İlahi daha yüksek, daha ağırlaşıyor, The King'in sesi daha yüksek ve ağırlaşıyor ve müzik sarsılmaya başlıyor, tamamen raydan çıkmakla tehdit ediyor.

"Chang-chang a-ching-chang-a-linga!" Elvis çınlıyor, sesi titriyor, yağlı, ele geçirilmiş. "Chang-chang a-ching-chang-a-linga-linga!"

Ve sonra, cümlenin ortasında kayboluyor - "Chang-ch-..." - mikrofonu düşürmüş gibi. Ya da yuttu. Kornalar sirenler gibi çalıyor. Davullar yuvarlanır ve sıçrar, çarpar ve yuvarlanır. Yedek şarkıcıların kabarcıklı ıslıklı askerleri bir son dakika duası gibi.

Oğlum muhtemelen Elvis'in binayı terk ettiğini düşünüyor ama ben daha iyisini biliyorum. 1970'ler ve 60'ların sonlarındaki her Elvis performansının hemen hemen her videosunu gördüm ve bunu şu anda biliyorum, The King's ise sesi gitti, vücudu sahnede her türlü şeyi yapıyor - yumruklar, göğüs gümbürtüleri, tekmeler, hamleler, karate pirzolaları - ve ben duramıyorum gülümseyen. Şovmenlik. Onun yolu eşsizdi.

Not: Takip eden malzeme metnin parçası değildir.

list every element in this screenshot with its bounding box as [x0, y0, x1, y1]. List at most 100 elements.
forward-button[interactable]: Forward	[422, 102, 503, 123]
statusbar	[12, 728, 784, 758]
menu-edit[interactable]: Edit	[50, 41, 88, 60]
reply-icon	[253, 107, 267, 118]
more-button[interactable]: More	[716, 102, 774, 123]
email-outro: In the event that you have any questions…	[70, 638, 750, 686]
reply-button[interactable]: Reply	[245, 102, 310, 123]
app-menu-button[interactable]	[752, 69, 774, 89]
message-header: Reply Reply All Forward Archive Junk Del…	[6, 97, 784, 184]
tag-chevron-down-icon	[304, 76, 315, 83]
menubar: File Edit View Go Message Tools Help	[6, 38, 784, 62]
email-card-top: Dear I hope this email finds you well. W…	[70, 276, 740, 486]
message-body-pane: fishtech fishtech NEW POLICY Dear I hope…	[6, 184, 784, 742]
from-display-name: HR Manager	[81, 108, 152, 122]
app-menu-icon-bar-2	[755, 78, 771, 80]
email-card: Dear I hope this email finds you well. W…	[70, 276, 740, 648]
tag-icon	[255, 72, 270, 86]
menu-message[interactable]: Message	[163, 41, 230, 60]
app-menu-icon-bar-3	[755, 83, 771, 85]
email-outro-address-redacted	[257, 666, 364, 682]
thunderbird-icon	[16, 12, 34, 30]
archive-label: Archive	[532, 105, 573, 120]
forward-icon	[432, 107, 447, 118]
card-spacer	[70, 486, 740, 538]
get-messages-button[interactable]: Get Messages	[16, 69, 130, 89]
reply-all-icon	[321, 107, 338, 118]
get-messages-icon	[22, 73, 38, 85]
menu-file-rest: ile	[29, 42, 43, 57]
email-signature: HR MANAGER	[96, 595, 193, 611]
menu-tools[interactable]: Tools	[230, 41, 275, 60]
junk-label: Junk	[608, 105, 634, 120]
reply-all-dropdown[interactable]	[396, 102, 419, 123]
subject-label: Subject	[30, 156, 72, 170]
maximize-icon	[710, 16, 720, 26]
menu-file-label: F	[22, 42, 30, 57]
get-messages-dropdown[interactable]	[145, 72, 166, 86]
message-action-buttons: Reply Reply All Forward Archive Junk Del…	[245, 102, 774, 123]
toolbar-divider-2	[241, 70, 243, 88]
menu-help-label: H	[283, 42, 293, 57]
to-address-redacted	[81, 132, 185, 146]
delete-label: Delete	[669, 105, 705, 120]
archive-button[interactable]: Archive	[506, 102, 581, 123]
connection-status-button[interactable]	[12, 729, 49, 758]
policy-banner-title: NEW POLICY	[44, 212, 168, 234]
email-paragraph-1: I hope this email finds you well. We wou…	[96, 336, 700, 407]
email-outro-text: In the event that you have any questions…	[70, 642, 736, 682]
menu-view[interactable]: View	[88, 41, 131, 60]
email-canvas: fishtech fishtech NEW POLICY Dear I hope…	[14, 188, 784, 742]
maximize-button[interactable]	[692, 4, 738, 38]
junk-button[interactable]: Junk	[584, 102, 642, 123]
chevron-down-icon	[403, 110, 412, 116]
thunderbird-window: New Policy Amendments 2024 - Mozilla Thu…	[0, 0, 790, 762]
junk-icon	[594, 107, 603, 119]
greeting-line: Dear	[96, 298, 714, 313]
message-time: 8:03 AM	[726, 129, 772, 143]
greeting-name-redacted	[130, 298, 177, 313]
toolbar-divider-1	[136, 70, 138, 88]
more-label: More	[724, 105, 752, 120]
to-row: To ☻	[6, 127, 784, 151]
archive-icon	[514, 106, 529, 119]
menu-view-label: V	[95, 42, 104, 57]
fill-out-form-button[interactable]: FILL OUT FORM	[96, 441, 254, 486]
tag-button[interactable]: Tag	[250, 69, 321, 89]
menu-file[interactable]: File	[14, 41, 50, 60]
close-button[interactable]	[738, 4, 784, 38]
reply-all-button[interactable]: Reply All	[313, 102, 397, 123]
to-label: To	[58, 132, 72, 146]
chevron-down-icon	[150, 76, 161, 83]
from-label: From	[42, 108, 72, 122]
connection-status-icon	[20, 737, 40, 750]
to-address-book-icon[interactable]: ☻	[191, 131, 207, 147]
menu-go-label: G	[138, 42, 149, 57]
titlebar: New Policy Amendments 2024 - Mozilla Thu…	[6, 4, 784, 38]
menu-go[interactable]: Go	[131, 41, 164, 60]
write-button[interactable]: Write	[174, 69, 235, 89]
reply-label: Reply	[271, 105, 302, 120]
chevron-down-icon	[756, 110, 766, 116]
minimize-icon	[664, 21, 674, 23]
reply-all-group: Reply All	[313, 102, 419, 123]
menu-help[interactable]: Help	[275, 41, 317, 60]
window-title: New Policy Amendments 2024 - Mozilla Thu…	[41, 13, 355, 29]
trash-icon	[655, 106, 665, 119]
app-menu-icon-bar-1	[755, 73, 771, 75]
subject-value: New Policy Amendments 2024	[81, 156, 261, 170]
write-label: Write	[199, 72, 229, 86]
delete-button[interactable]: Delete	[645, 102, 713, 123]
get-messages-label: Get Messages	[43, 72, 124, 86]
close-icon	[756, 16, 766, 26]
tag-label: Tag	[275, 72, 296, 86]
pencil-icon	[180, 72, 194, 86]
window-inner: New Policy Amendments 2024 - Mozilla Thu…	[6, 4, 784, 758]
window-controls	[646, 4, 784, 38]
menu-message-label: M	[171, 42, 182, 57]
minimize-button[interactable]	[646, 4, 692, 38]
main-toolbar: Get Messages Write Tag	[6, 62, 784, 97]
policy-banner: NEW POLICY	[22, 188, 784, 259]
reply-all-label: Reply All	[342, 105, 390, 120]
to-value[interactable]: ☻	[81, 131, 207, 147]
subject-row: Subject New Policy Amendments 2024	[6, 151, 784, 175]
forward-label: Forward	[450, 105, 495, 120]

Ama şovmenlikti.

[Youtube https://www.youtube.com/watch? v=u4csFnpZXek genişletme=1]

Klasik, disko, caz, 50'lerin pop ve R&B, Elvis - sadece oğlumuz için en iyi müzik. The King'in Shostakovich olduğunu söylemiyorum, ama onun hip-swivelin' rockabilly/gospel'ı bugün pop müzik için geçerli olandan daha iyi - daha ses açısından dinamik, daha organik, daha gerçek -.

"Puh-kiralama," diye alay ediyorsun. "Sen sadece çocukken müziğin daha iyi olduğunu iddia eden huysuz bir yaşlı adamsın. Bu tam olarak ebeveynlerinin yaptığı ve ebeveynlerinin onlardan önce yaptığı şeydir. O yüzden otur, koy matlock geri çekil ve sessiz ol."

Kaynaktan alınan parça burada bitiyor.